Given two invertible linear transformations T1,T2 in L(V) that preserve angles i.e. $\frac{(T(u), T(v))} {∥T(u)∥∥T(v)∥} = \frac{(u, v)} {∥u∥∥v∥} $. How can I show that T1T2 and T-1 also preserve angles?
From the definition I believe T1,T2 to be isometries but I'm not sure if this helps or is true.
Thanks for you help!
Note that
$$\frac{\langle(T_2\circ T_1)(u), (T_2\circ T_1)(v)\rangle} {∥(T_2\circ T_1)(u)∥∥(T_2\circ T_1)(v)∥} =\frac{\langle T_1(u), T_1(v)\rangle} {∥T_1(u)∥∥T_1(v)∥}= \frac{\langle u, v\rangle } {∥u∥∥v∥}$$
where in the first equality we have used that $T_2$ preserves angles and in the second equality that $T_1$ preserves angles. Thus $T_2\circ T_1$ preserves angles.
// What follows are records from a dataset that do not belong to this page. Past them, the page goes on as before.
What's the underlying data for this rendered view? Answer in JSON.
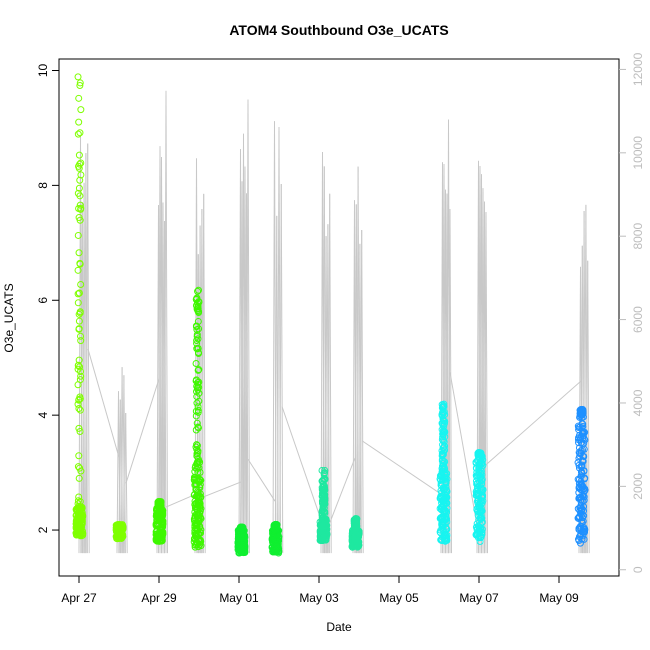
{
  "chart_data": {
    "type": "scatter",
    "title": "ATOM4 Southbound O3e_UCATS",
    "xlabel": "Date",
    "ylabel": "O3e_UCATS",
    "x_ticks": [
      "Apr 27",
      "Apr 29",
      "May 01",
      "May 03",
      "May 05",
      "May 07",
      "May 09"
    ],
    "y_ticks": [
      "2",
      "4",
      "6",
      "8",
      "10"
    ],
    "y2_ticks": [
      "0",
      "2000",
      "4000",
      "6000",
      "8000",
      "10000",
      "12000"
    ],
    "x_range_days": [
      -0.5,
      13.5
    ],
    "ylim": [
      1.2,
      10.2
    ],
    "y2lim": [
      -150,
      12250
    ],
    "colors": {
      "axis": "#000000",
      "secondary_axis": "#bdbdbd",
      "altitude_line": "#c8c8c8"
    },
    "series": [
      {
        "color": "#7fff00",
        "clusters": [
          {
            "day": 0.0,
            "ymin": 1.9,
            "ymax": 9.9,
            "dense_max": 2.4
          },
          {
            "day": 1.0,
            "ymin": 1.85,
            "ymax": 2.1,
            "dense_max": 2.1
          }
        ]
      },
      {
        "color": "#3ff700",
        "clusters": [
          {
            "day": 2.0,
            "ymin": 1.8,
            "ymax": 2.5,
            "dense_max": 2.4
          },
          {
            "day": 2.95,
            "ymin": 1.7,
            "ymax": 6.2,
            "dense_max": 3.2
          }
        ]
      },
      {
        "color": "#10ef30",
        "clusters": [
          {
            "day": 4.05,
            "ymin": 1.6,
            "ymax": 2.05,
            "dense_max": 2.0
          },
          {
            "day": 4.9,
            "ymin": 1.6,
            "ymax": 2.1,
            "dense_max": 2.0
          }
        ]
      },
      {
        "color": "#1fe8a0",
        "clusters": [
          {
            "day": 6.1,
            "ymin": 1.8,
            "ymax": 3.05,
            "dense_max": 2.2
          },
          {
            "day": 6.9,
            "ymin": 1.7,
            "ymax": 2.2,
            "dense_max": 2.0
          }
        ]
      },
      {
        "color": "#18f4f0",
        "clusters": [
          {
            "day": 9.1,
            "ymin": 1.8,
            "ymax": 4.2,
            "dense_max": 3.0
          },
          {
            "day": 10.0,
            "ymin": 1.8,
            "ymax": 3.35,
            "dense_max": 3.3
          }
        ]
      },
      {
        "color": "#1e90ff",
        "clusters": [
          {
            "day": 12.55,
            "ymin": 1.75,
            "ymax": 4.1,
            "dense_max": 4.0
          }
        ]
      }
    ],
    "altitude_profile": [
      {
        "day": 0.05,
        "altitude_peak": 12000
      },
      {
        "day": 1.0,
        "altitude_peak": 5200
      },
      {
        "day": 2.0,
        "altitude_peak": 11700
      },
      {
        "day": 2.95,
        "altitude_peak": 10000
      },
      {
        "day": 4.05,
        "altitude_peak": 12100
      },
      {
        "day": 4.9,
        "altitude_peak": 11000
      },
      {
        "day": 6.1,
        "altitude_peak": 10800
      },
      {
        "day": 6.9,
        "altitude_peak": 9800
      },
      {
        "day": 9.1,
        "altitude_peak": 11700
      },
      {
        "day": 10.0,
        "altitude_peak": 9900
      },
      {
        "day": 12.55,
        "altitude_peak": 9500
      }
    ]
  }
}
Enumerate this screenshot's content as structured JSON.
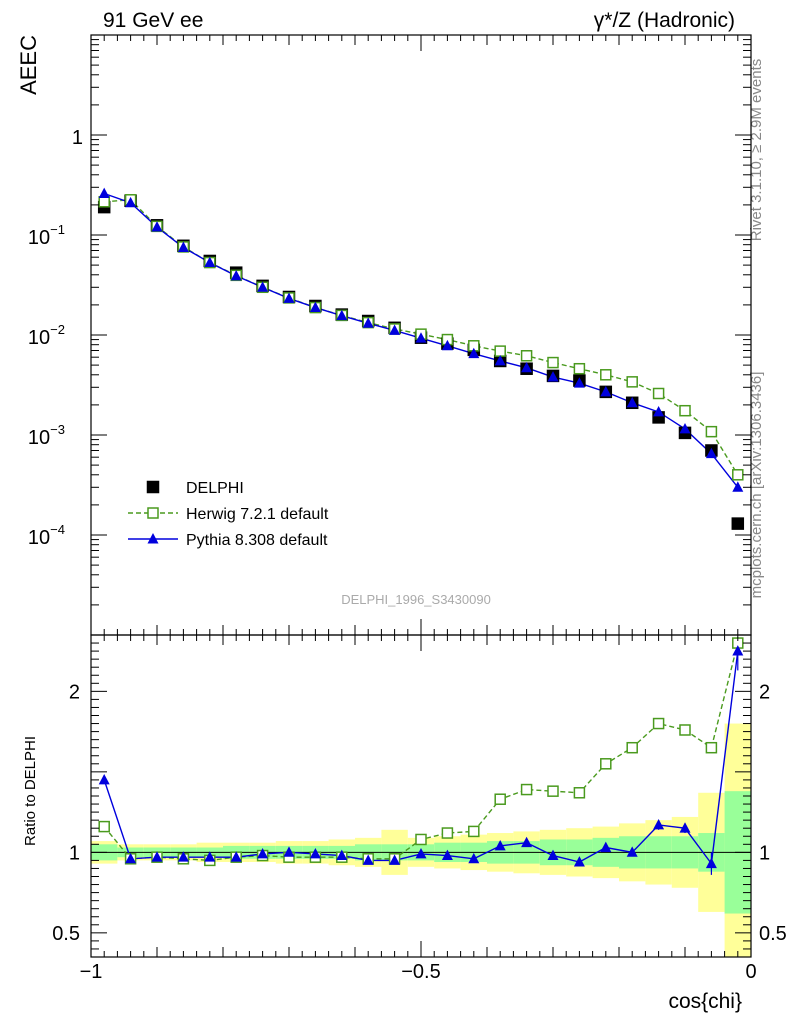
{
  "header": {
    "left_label": "91 GeV ee",
    "right_label": "γ*/Z (Hadronic)"
  },
  "side_text": {
    "rivet": "Rivet 3.1.10, ≥ 2.9M events",
    "mcplots": "mcplots.cern.ch [arXiv:1306.3436]"
  },
  "watermark": "DELPHI_1996_S3430090",
  "colors": {
    "data": "#000000",
    "herwig": "#4a9a1e",
    "pythia": "#0000dd",
    "band_inner": "#99ff99",
    "band_outer": "#ffff99"
  },
  "chart_data": [
    {
      "type": "scatter",
      "ylabel": "AEEC",
      "yscale": "log",
      "xlim": [
        -1.0,
        0.0
      ],
      "ylim": [
        1e-05,
        10
      ],
      "yticks": [
        {
          "value": 1,
          "label": "1"
        },
        {
          "value": 0.1,
          "label": "10",
          "sup": "−1"
        },
        {
          "value": 0.01,
          "label": "10",
          "sup": "−2"
        },
        {
          "value": 0.001,
          "label": "10",
          "sup": "−3"
        },
        {
          "value": 0.0001,
          "label": "10",
          "sup": "−4"
        }
      ],
      "legend_position": "lower-left",
      "x": [
        -0.98,
        -0.94,
        -0.9,
        -0.86,
        -0.82,
        -0.78,
        -0.74,
        -0.7,
        -0.66,
        -0.62,
        -0.58,
        -0.54,
        -0.5,
        -0.46,
        -0.42,
        -0.38,
        -0.34,
        -0.3,
        -0.26,
        -0.22,
        -0.18,
        -0.14,
        -0.1,
        -0.06,
        -0.02
      ],
      "series": [
        {
          "name": "DELPHI",
          "marker": "filled-square",
          "values": [
            0.19,
            0.22,
            0.125,
            0.078,
            0.055,
            0.042,
            0.031,
            0.024,
            0.0195,
            0.016,
            0.0138,
            0.0118,
            0.0094,
            0.0082,
            0.0071,
            0.0055,
            0.0046,
            0.0039,
            0.0035,
            0.0027,
            0.0021,
            0.0015,
            0.00105,
            0.0007,
            0.00013
          ]
        },
        {
          "name": "Herwig 7.2.1 default",
          "marker": "open-square",
          "line": "dashed",
          "values": [
            0.215,
            0.225,
            0.122,
            0.076,
            0.053,
            0.0395,
            0.03,
            0.0235,
            0.0188,
            0.0157,
            0.0133,
            0.0115,
            0.0102,
            0.009,
            0.0078,
            0.0069,
            0.0062,
            0.0053,
            0.0046,
            0.004,
            0.0034,
            0.0026,
            0.00175,
            0.00108,
            0.0004
          ]
        },
        {
          "name": "Pythia 8.308 default",
          "marker": "filled-triangle",
          "line": "solid",
          "values": [
            0.26,
            0.21,
            0.12,
            0.075,
            0.053,
            0.039,
            0.03,
            0.0232,
            0.0188,
            0.0156,
            0.0131,
            0.0111,
            0.0093,
            0.0078,
            0.0065,
            0.0055,
            0.0047,
            0.0038,
            0.0033,
            0.0027,
            0.0021,
            0.0017,
            0.00115,
            0.00065,
            0.0003
          ]
        }
      ]
    },
    {
      "type": "line",
      "ylabel": "Ratio to DELPHI",
      "xlabel": "cos{chi}",
      "xlim": [
        -1.0,
        0.0
      ],
      "ylim": [
        0.35,
        2.35
      ],
      "xticks": [
        {
          "value": -1,
          "label": "−1"
        },
        {
          "value": -0.5,
          "label": "−0.5"
        },
        {
          "value": 0,
          "label": "0"
        }
      ],
      "yticks": [
        {
          "value": 2,
          "label": "2"
        },
        {
          "value": 1,
          "label": "1"
        },
        {
          "value": 0.5,
          "label": "0.5"
        }
      ],
      "reference_line": 1,
      "x": [
        -0.98,
        -0.94,
        -0.9,
        -0.86,
        -0.82,
        -0.78,
        -0.74,
        -0.7,
        -0.66,
        -0.62,
        -0.58,
        -0.54,
        -0.5,
        -0.46,
        -0.42,
        -0.38,
        -0.34,
        -0.3,
        -0.26,
        -0.22,
        -0.18,
        -0.14,
        -0.1,
        -0.06,
        -0.02
      ],
      "bands": {
        "inner_halfwidth": [
          0.05,
          0.03,
          0.03,
          0.03,
          0.03,
          0.04,
          0.04,
          0.04,
          0.04,
          0.04,
          0.05,
          0.05,
          0.05,
          0.06,
          0.06,
          0.07,
          0.07,
          0.08,
          0.08,
          0.09,
          0.1,
          0.1,
          0.1,
          0.12,
          0.38
        ],
        "outer_halfwidth": [
          0.07,
          0.05,
          0.05,
          0.05,
          0.06,
          0.06,
          0.06,
          0.07,
          0.07,
          0.08,
          0.09,
          0.14,
          0.09,
          0.1,
          0.11,
          0.12,
          0.13,
          0.14,
          0.15,
          0.16,
          0.18,
          0.2,
          0.22,
          0.37,
          0.8
        ]
      },
      "series": [
        {
          "name": "Herwig 7.2.1 default",
          "marker": "open-square",
          "line": "dashed",
          "values": [
            1.16,
            0.96,
            0.97,
            0.96,
            0.95,
            0.97,
            0.98,
            0.97,
            0.97,
            0.97,
            0.96,
            0.96,
            1.08,
            1.12,
            1.13,
            1.33,
            1.39,
            1.38,
            1.37,
            1.55,
            1.65,
            1.8,
            1.76,
            1.65,
            2.3
          ]
        },
        {
          "name": "Pythia 8.308 default",
          "marker": "filled-triangle",
          "line": "solid",
          "values": [
            1.45,
            0.96,
            0.97,
            0.97,
            0.97,
            0.97,
            0.99,
            1.0,
            0.99,
            0.98,
            0.95,
            0.95,
            0.99,
            0.98,
            0.96,
            1.04,
            1.06,
            0.98,
            0.94,
            1.03,
            1.0,
            1.17,
            1.15,
            0.93,
            2.25
          ],
          "errors": [
            0,
            0,
            0,
            0,
            0,
            0,
            0,
            0,
            0,
            0,
            0,
            0,
            0,
            0,
            0,
            0,
            0,
            0,
            0,
            0,
            0,
            0.03,
            0.03,
            0.07,
            0.12
          ]
        }
      ]
    }
  ]
}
Now, assume $T^{-1}$ exists. Then
$$\frac{\langle u, v\rangle } {∥u∥∥v∥}=\frac{\langle(T\circ T^{-1})(u), (T\circ T^{-1})(v)\rangle} {∥(T\circ T^{-1})(u)∥∥(T\circ T^{-1})(v)∥} =\frac{\langle T^{-1}(u), T^{-1}(v)\rangle} {∥T^{-1}(u)∥∥T^{-1}1(v)∥},$$ which shows that $T^{-1}$ preserves angles.
Finally, note that $T(x)=cx$ preserves angles for any $c\ne 0.$ However it is not an isometry unless $c=\pm 1.$